Analogamente a quanto accade per il grafene, le applicazioni dei carbon nanosheets sono estremamente interessanti: la più importante nell’immediato è certamente la realizzazione dei supercapacitori, cioè dispositivi elettrochimici che permettono l’accumulo di carica elettrica con la possibilità di una carica ed una scarica veloce dell’energia, pertanto estremamente appetibile per le batterie dell’industria automobilistica. Altre applicazioni, come accade per gli altri nanoallotropi del carbonio, riguardano il biomedicale oppure alcuni campi dell’edilizia o dell’ingegneria civile.

I nanotubi di carbonio possono essere descritti come strati di grafene arrotolati su sé stessi, fino a formare lunghe strutture tubulari, di lunghezza molto maggiore del loro diametro. A causa di questa forma così speciale, sono classificabili come materiali unidimensionale (1D), con un elevatissimo rapporto superficie/volume, e costituiscono un caso notevole di nanocavità. I nanotubi vengono definiti “a parete singola” (in inglese Single-Walled Carbon NanoTubes o SWCNTs) quando ad arrotolarsi su sé stesso è un singolo foglio di grafene; parliamo invece di nanotubi “a parete multipla” (Multi-Walled Carbon NanoTube, MWCNTs) se più nanofoglietti di grafene si arrotolano su stessi formando strutture tubulari coassiali.

Le proprietà del nanotubo dipendono anche dal suo diametro, e dall’arrangiamento degli esagoni rispetto alla direzione longitudinale del nanotubo, che possono essere ad armchair, zigzag o chirale. In ogni caso, con le moderne tecniche di sintesi è in principio possibile scegliere di depositare in maniera selettiva i nanotubi a parete singola e quelli a parete multipla, ed entro certi limiti modulare la geometria dei nanotubi variando i parametri della sintesi stessa.

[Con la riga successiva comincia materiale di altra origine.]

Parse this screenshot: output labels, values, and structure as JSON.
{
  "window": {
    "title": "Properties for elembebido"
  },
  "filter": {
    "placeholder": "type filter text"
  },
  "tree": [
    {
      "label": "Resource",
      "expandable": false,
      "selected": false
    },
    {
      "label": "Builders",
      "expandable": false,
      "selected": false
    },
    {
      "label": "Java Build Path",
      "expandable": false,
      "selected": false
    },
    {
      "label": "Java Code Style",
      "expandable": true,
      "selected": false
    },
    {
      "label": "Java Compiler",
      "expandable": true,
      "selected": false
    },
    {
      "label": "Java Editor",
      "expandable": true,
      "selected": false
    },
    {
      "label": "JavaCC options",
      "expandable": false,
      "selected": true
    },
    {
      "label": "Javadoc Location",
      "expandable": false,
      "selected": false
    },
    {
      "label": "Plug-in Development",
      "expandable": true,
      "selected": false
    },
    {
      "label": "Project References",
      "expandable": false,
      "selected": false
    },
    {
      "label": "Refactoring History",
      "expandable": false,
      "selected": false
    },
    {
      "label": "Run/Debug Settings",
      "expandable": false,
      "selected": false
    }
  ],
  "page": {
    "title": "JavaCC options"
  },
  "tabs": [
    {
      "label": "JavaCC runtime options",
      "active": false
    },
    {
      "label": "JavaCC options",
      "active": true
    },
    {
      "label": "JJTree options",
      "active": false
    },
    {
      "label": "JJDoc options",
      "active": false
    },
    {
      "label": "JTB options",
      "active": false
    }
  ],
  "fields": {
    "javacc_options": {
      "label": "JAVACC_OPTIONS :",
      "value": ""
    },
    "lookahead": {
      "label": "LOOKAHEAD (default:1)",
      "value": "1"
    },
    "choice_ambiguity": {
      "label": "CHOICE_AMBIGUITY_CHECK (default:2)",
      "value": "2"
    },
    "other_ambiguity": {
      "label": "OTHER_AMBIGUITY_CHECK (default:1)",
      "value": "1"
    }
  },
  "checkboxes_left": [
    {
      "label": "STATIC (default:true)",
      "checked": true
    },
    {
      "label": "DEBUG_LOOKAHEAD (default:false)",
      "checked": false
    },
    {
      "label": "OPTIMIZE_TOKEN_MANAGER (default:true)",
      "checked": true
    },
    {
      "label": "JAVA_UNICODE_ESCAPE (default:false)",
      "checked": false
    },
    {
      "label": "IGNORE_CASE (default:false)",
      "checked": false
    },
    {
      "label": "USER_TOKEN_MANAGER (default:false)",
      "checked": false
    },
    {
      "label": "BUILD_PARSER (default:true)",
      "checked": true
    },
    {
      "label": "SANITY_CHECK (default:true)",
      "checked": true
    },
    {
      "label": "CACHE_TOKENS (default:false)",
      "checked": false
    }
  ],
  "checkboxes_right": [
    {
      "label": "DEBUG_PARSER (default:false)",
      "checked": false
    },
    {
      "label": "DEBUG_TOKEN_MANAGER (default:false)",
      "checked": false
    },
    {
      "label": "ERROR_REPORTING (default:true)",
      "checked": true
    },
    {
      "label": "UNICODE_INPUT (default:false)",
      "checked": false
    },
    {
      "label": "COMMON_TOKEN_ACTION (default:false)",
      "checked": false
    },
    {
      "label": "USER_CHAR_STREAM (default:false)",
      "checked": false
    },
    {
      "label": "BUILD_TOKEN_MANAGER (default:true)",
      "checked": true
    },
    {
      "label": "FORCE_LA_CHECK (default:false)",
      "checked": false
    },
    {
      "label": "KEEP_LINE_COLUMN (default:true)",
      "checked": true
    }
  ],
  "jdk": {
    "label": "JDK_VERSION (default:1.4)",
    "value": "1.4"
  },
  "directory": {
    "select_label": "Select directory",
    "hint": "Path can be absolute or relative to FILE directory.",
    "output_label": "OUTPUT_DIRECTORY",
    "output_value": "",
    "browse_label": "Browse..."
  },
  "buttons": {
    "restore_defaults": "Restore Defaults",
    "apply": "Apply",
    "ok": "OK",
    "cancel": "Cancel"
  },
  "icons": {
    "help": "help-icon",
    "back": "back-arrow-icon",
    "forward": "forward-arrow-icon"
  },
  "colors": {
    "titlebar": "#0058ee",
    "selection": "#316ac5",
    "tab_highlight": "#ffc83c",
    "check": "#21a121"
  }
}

I nanotubi di carbonio possono essere inoltre funzionalizzati, modificando la superficie esterna del cilindro, o legandovi gruppi chimici. Tutto ciò può portare a migliorare ulteriormente le proprietà elettriche, meccaniche e termiche del nanotubo, che sono le straordinarie proprietà di un materiale unidimensionale. I carbon nanotubes vengono impiegati nell’industria della plastica per migliorare le caratteristiche dei polimeri, nell’industria elettronica per la realizzazione di transistor, display, elettrodi conduttori trasparenti. Essi arricchiscono inoltre le performance di materiali compositi, o permettono innovative applicazioni biomedicali, come rilascio di farmaci o per connettere tra loro alcune cellule, per farle crescere in colture o aiutarle a ripristinare alcune funzionalità compromesse. Non mancano esempi di applicazioni come parti di sensori, nel riconoscimento di specifiche molecole biologiche, come i nanofiltri.